20130518

Only the Lonely

I awoke, so startled from my dream that my head was pounding and my heart was racing. After i took a moment to collect my thoughts I thought to myself “That wasn't a dream, that was a vision.”

I was among friends, male friends, they were very dramatic, well dressed and handsome in a theateresque style. One in particular gave me a lot of his attention and I enjoyed it. He teased me and we laughed together playfully. Then another young man arrived, handsome, and attentive,although a bit more reserved. I began to get the impression I was very desired by these men, so chivalrous they were. I spoke with the first about some trouble of mine, something that worried me, some insecurity of myself and he reassured me that there was nothing to worry about. My heart was radiating happiness.

Then, more people started arrive and my rose-tinted glasses were quickly removed. I remember two men and two women vividly. One man was tall and large and used his size to frighten people and his strength to manipulate people.The other was short and fat with beady eyes who didn't say anything, just watched, but by not saying anything he said a lot.
Two were women, one small and rail-thin with piercing eyes and another large and fat with a big face and she wore something like a Russian stacking doll on her head, as an elaborate headdress.

The tall man began berating me, the women watching but saying nothing. My previous companions, trying to stand up for me, were silenced by the severity of the hate these new people had for me. I wasn't completely sure why theses people hated me so much. They seemed more than accepting of other people-strange people, lonely people, even bad people.

I had been lonely too, I had craved companionship too, but there was no offer of acceptance from them. They had decided for some reason that I should be treated differently. Then they proceeded to treat me that way. The larger of them advancing on me, slowly and methodically, telling me everything that was “wrong” or “bad” about myself. Even things I had done in the past that were done out of love and kindness and empathy, he twisted and manipulated and threw back at me, as an ugly writhing mass of self loathing, hatred, and regret. I started to hide behind myself, to cover my face, or my arms, as if they could deflect the assault I was receiving. I looked around, for someone to be my champion to step in and say that he was wrong, and that there was nothing that I should be ashamed of, but no one stepped in. Their silence united them with my assailants. I had backed myself onto a ledge, I peered over the ledge and the ground was thick with mud below. I tried to brace myself against the assault one last time, looking frantically at anyone, my eyes pleading for someone to intervene on my behalf because I knew that I couldn't stop it on my own.

I gave up and I stepped off the ledge and fell a short distance landing softly on my feet-then my knees- in the mud. I welcomed the mud because at least I wasn't being assaulted here, even though it was belittling;no one wanted to find themselves knee deep in a mud pit. Strangely the same man pushed the two other women into the mud next. They fell on either side of me, the small one quite and glaring.

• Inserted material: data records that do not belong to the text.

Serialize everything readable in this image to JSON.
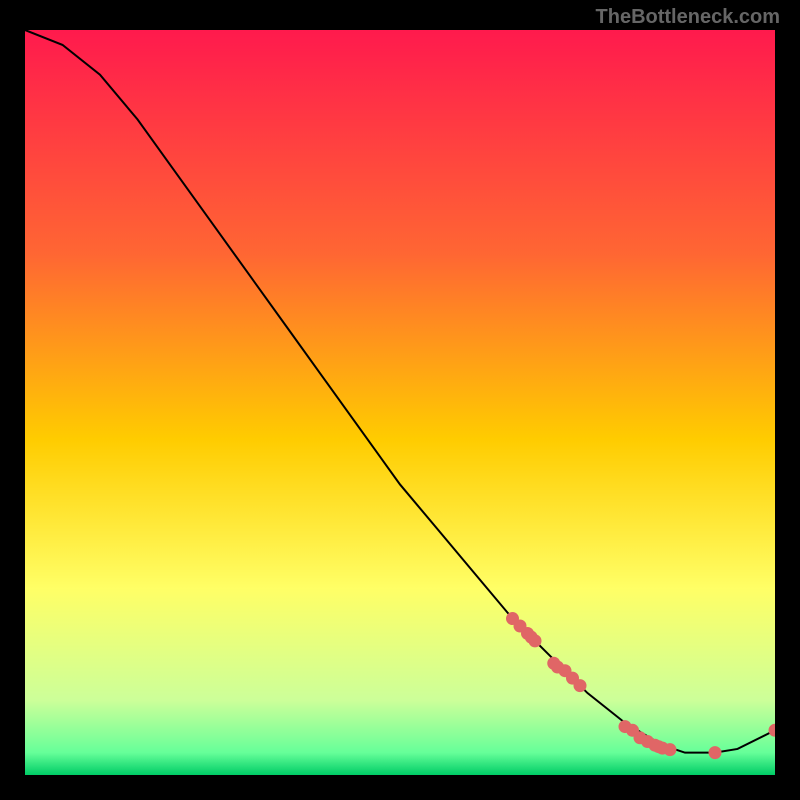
{
  "watermark": "TheBottleneck.com",
  "chart_data": {
    "type": "line",
    "title": "",
    "xlabel": "",
    "ylabel": "",
    "xlim": [
      0,
      100
    ],
    "ylim": [
      0,
      100
    ],
    "line": {
      "x": [
        0,
        5,
        10,
        15,
        20,
        25,
        30,
        35,
        40,
        45,
        50,
        55,
        60,
        65,
        70,
        75,
        80,
        85,
        88,
        92,
        95,
        100
      ],
      "y": [
        100,
        98,
        94,
        88,
        81,
        74,
        67,
        60,
        53,
        46,
        39,
        33,
        27,
        21,
        16,
        11,
        7,
        4,
        3,
        3,
        3.5,
        6
      ]
    },
    "points": {
      "x": [
        65,
        66,
        67,
        67.5,
        68,
        70.5,
        71,
        72,
        73,
        74,
        80,
        81,
        82,
        83,
        84,
        84.5,
        85,
        86,
        92,
        100
      ],
      "y": [
        21,
        20,
        19,
        18.5,
        18,
        15,
        14.5,
        14,
        13,
        12,
        6.5,
        6,
        5,
        4.5,
        4,
        3.8,
        3.6,
        3.4,
        3,
        6
      ]
    },
    "gradient_stops": [
      {
        "offset": 0,
        "color": "#ff1a4d"
      },
      {
        "offset": 30,
        "color": "#ff6633"
      },
      {
        "offset": 55,
        "color": "#ffcc00"
      },
      {
        "offset": 75,
        "color": "#ffff66"
      },
      {
        "offset": 90,
        "color": "#ccff99"
      },
      {
        "offset": 97,
        "color": "#66ff99"
      },
      {
        "offset": 100,
        "color": "#00cc66"
      }
    ]
  }
}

I couldn't tell if she was glaring at me or at some far-distant point, seething with anger at her predicament. The larger woman with the Russian doll headdress immediately began to blame me. She seemed offended at my very existence and she was going to let me know. At this point, in my dream I can’t get much lower, I was loved and desired, I survived a verbal assault and abuse, and when I was thrown in the mud, no one had defended me, instead they had blamed me for their situation as well.

It was no surprise to me then, at that moment, I cracked.

Something deep inside me shattered, maybe my pride, and words overflowed from my mouth faster than I could control them. I began to tell them all, even the man on the ledge who had put me here, how they had hurt me. It started with how and continued for a time because they had hurt me so much and for so long. I started asking them “Why?” “Why do you cause me pain?” But it was futile because they would not answer me. I wanted to know why they could seem so accepting of people and yet certain people they cherry pick and choose to make outcasts-to say, “We accept this person, even though they have your same faults or worse, but we love them, and we protect them, and we are their family, but not you. You deserve to be put down, trodden on, pissed on and essentially outcast for your past decisions.” And I started to weep because every time I told them something they had done that hurt me, I had to feel that pain all over again, and relive that experience once more.

The large woman argues with me and blames me over and over for her being in the mud. I still don’t understand her logic. She seemed to think my mere presence caused the tall man to throw her and the thin one into the mud, but instead of being upset at him for his thoughts and actions, she was upset at me, the ignorant catalyst, for setting in motion such a reaction.

At this point I am starting to breach the veil of the dream, I can feel my heart beating fast and hear my pulse in my head. I start to wake up, and my dream self is standing up in the mud. She no longer wants to be accepted, she gives up trying to please people, she doesn’t blame anyone for her fall, not even herself, she trudges away through the mud in search of something better. In the end she finds her own potential for greatness, by leaving behind the bullies and the nay-sayers. It’s a lonely way to walk, but she had a light inside of her, and a memory of one time when she was desired and cherished, and touched softly and spoken to with encouragement.